Using Computer Modeling to Effectively Prioritize and Distribute the COVID-19 Vaccine
The following Great Innovative Idea is from Daniel Larremore, Assistant Professor at University of Colorado Boulder Computer Science Department and the BioFrontier Institute, where he leads Larremore Lab. In addition, he holds affiliations with the Department of Applied Mathematics and with the Center for Communicable Disease Dynamics at the Harvard T.H. Chan School of Public Health. His recent work with COVID-19 has captured the attention of large media sources such as Medscape, the Washington Examiner and the New York Times.
How does the progression of a typical SARS-CoV-2 infection affect the way we should think about COVID-19 policies, like testing and vaccine prioritization? When doing mathematical and computational modeling in epidemiology, it is natural to reach for the standard Susceptible-Exposed-Infected-Recovered (SEIR) model for disease transmission, but this model sweeps important biological details under the rug.
When it comes to testing, for example, by modeling the dynamics of viral growth, peak, and clearance within an individual infection, we’ve found that, perhaps surprisingly, COVID-19 test sensitivity is secondary to test frequency and turnaround time. When it comes to COVID-19 vaccine prioritization, by modeling the infection-, transmission-, and disease-blocking effects of current vaccines as having distinct effects on disease, we’ve been able to evaluate possible vaccine prioritization scenarios for countries around the world while incorporating the current known and unknown impacts of today’s vaccines.
We often think about testing as a question, either from the individual’s perspective—am I infected?—or from a public health perspective—how many new cases were there yesterday? However, our work has shown that testing can also be an answer by giving people the information they need to isolate and protect those around them. Critically, we’ve shown that when it comes to a fast-moving virus like SARS-CoV-2, getting information with low latency is more important than getting perfect information. This has led to the use of fast, frequent, and low-cost testing to be rolled out at scale to break transmission chains through population screening.
Vaccine prioritization, on the other hand, is difficult because it is easy to reason about using “common sense”: it makes sense to use the vaccine to protect the vulnerable. But, it also makes sense to use the vaccine to break down transmission and protect everyone. When common-sense approaches lead to opposing conclusions, that’s a good indicator that common sense isn’t a good way to make decisions.

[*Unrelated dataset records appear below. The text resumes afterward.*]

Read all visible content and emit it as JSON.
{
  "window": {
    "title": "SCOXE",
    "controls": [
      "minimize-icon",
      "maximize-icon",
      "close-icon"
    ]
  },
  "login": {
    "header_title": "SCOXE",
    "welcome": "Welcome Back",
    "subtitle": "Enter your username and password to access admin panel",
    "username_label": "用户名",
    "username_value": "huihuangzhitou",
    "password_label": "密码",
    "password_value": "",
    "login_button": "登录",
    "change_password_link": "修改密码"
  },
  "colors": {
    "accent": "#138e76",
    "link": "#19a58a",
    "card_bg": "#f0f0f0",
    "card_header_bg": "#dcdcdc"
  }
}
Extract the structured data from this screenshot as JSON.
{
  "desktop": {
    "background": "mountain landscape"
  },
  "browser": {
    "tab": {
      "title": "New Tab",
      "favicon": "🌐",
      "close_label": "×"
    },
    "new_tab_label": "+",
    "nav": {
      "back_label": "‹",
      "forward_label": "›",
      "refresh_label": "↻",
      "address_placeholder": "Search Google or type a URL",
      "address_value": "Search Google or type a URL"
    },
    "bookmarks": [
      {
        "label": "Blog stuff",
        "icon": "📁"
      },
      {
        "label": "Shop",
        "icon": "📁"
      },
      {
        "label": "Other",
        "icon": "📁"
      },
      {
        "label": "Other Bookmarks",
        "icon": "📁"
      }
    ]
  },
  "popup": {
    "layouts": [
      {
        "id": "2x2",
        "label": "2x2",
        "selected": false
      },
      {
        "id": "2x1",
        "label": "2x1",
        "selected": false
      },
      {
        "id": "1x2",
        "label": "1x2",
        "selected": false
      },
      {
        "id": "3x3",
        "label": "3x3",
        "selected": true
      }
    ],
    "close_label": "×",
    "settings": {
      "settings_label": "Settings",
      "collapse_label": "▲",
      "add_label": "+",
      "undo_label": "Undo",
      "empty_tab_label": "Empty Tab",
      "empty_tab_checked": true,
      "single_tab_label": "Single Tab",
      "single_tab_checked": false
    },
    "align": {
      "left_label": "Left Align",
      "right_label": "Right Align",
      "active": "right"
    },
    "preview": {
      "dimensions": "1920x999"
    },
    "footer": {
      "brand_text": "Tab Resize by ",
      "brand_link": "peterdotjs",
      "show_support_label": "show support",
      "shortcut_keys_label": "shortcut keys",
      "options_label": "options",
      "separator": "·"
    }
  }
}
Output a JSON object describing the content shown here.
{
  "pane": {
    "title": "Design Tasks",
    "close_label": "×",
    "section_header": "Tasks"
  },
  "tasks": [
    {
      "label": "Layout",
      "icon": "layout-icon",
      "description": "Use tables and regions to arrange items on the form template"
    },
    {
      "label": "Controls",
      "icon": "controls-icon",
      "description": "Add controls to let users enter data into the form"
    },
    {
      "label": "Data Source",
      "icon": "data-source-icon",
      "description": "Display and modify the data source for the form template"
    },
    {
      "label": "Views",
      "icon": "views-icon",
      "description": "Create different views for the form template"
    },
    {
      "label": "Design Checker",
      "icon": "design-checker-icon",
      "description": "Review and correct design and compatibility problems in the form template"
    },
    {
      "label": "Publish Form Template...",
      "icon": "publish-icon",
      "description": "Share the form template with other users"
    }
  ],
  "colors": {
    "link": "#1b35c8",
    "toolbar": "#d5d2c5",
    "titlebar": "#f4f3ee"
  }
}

Instead, our modeling work has shown that for the rates of viral spread, and the pace of vaccine rollout worldwide, that after front-line healthcare workers, early doses should be prioritized to older adults who are more vulnerable if the goal is to minimize mortality and years of life lost.
My group focuses on developing methods of networks, dynamical systems, and statistical inference, to solve problems in biological and social systems. We have one foot in CU Boulder’s BioFrontiers Institute and the other foot in the Department of Computer Science, and so we try to keep a tight loop between data and theory, and learn a lot from confronting models and algorithms with real problems.
In biological systems, we focus on the spread and evolution of infectious disease. In spite of shifted focus toward COVID modeling and seroepidemiology to meet the needs of the current moment, we focus on the malaria parasite P. falciparum which evolves rapidly to evade the human immune system. Our goal is to understand the interplay between parasite evolution and human immunity, and its implications for parasite virulence, population structure, and epidemiology. In social systems, we focus on understanding the patterns and processes that define the ecosystem of scientific research and discovery, including analyses of faculty hiring and patterns in publication rates. Our goal is to combine rigorous computation, ecological theory, and social science to understand how the scientific community can be made more equitable and more productive.
After a B.S. in Chemical Engineering from Washington University in St. Louis, and a couple years in industry, I started an M.S. in Applied Mathematics at University of Colorado Boulder, where I got hooked on research on dynamical systems and complex networks, and I went on to finish a PhD in Applied Mathematics at the University of Colorado. I then took a postdoc fellowship at the Center for Communicable Disease Dynamics at the Harvard T. H. Chan School of Public Health, where I worked on network models for malaria parasite epidemiology. After that, I was an Omidyar Fellow at the Santa Fe Institute, where I started thinking about social systems, complex networks, and inference more rigorously, before joining the faculty at the CU Boulder’s Department of Computer Science and BioFrontiers Institute in 2017. My work now basically combines the mathematics, epidemiology, and complex systems from each of these previous stages. One thing I love about CU Boulder’s CS Department and BioFrontiers Institute is that there’s a strong and supportive home for interdisciplinary groups like mine.